Sözün özü, gerilla savaşının siyasi gerçekleri açıklama kampanyasının bir aracı, ama temel aracı olarak kulanılması zorunludur. Bu da, iki yönlü bir mücadele ortaya çıkarır. Birincisi, doğrudan stratejik hedefin ortaya konulması yönünde, örgütlü ve planlı bir şekilde siyasi gerçekleri açıklama kampanyasının yürütülmesidir. İkincisi ise, somut koşullarda ortaya çıkan ve halk kitlelerinin bize ilettiği şikayet ve talepler doğrultusunda mücadele yürütülmesidir. Bu, doğrudan kitlelerin kendiliğinden gelen siyasi teşhir konularını kapsar ve taktik eylemleri belirler. Bu ikinci yön birinciye bağlıdır, ama burada yapılacak bir yanlışlık kitle kuyrukçuluğuna yol açarak, mücadeleyi kendiliğinden gelmeciliğe dönüştürür.

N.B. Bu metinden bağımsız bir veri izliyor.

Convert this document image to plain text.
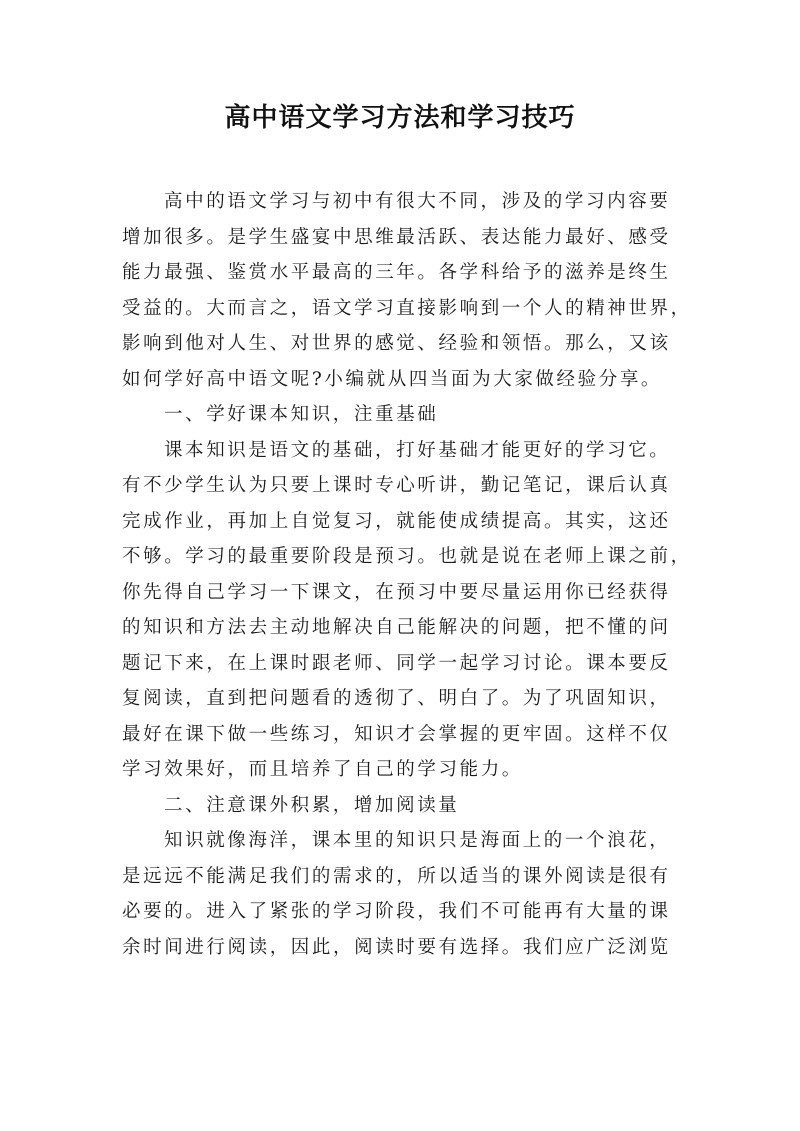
高中语文学习方法和学习技巧
高中的语文学习与初中有很大不同，涉及的学习内容要
增加很多。是学生盛宴中思维最活跃、表达能力最好、感受
能力最强、鉴赏水平最高的三年。各学科给予的滋养是终生
受益的。大而言之，语文学习直接影响到一个人的精神世界，
影响到他对人生、对世界的感觉、经验和领悟。那么，又该
如何学好高中语文呢?小编就从四当面为大家做经验分享。
一、学好课本知识，注重基础
课本知识是语文的基础，打好基础才能更好的学习它。
有不少学生认为只要上课时专心听讲，勤记笔记，课后认真
完成作业，再加上自觉复习，就能使成绩提高。其实，这还
不够。学习的最重要阶段是预习。也就是说在老师上课之前，
你先得自己学习一下课文，在预习中要尽量运用你已经获得
的知识和方法去主动地解决自己能解决的问题，把不懂的问
题记下来，在上课时跟老师、同学一起学习讨论。课本要反
复阅读，直到把问题看的透彻了、明白了。为了巩固知识，
最好在课下做一些练习，知识才会掌握的更牢固。这样不仅
学习效果好，而且培养了自己的学习能力。
二、注意课外积累，增加阅读量
知识就像海洋，课本里的知识只是海面上的一个浪花，
是远远不能满足我们的需求的，所以适当的课外阅读是很有
必要的。进入了紧张的学习阶段，我们不可能再有大量的课
余时间进行阅读，因此，阅读时要有选择。我们应广泛浏览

Kitlelerin ekonomik-demokratik ve siyasal talepleri doğrultusunda eylem yapmak olarak bilinen bu ikinci yön, birinci yönden (stratejik) bağımsız olarak ele alınması halinde, kitlelerin taleplerinin devrimci içeriğini saptamak ve stratejik bir mücadelenin parçası olarak yürütmek olanaksızlaşır. Söz konusu olan kitlelerde uyanan siyasal teşhir tutkusu sonucu bize ilettikleri her konuda (şikayet ve talep olarak) devrimci öncünün eylem yapması değildir. Böyle bir tutum, mücadeleyi yerelleştirir ve kitleleri pasifize eder. Öncü Savaşını yürüten örgüt, başlangıçta her yere koşmaz, gücünü aşan hareketlerin içine girmez, güçlerini bölmez. Bu nedenle, başlangıçta, genel siyasi hedefler, somut durumun öne çıkardığı taktik hedefler olarak belirdiği ve geliştiği biçimiyle ele alınır. Yani, burada önemli olan herhangi bir siyasi gerçeği teşhir etmek değil, genel siyasi hedefle bağlantısı açık ve görünür olan bir siyasi gerçeği teşhir etmektir. Öncü Savaşının gelişimine bağlı olarak, bu teşhir kampanyası geliştirilir ve yaygınlaştırılır. Öncü Savaşının başlangıcında bu kampanyanın merkezi ve ülke çapında yürütülmesi esastır. Yerel nitelikteki siyasi gerçekleri teşhir edebilecek bir güç ve yapıya ulaşıldığında ve ulaşıldığı oranda genel merkezi hareket ile koordineli olarak yerel siyasi gerçeklere yönelik gerilla eylemleri gündeme gelecektir.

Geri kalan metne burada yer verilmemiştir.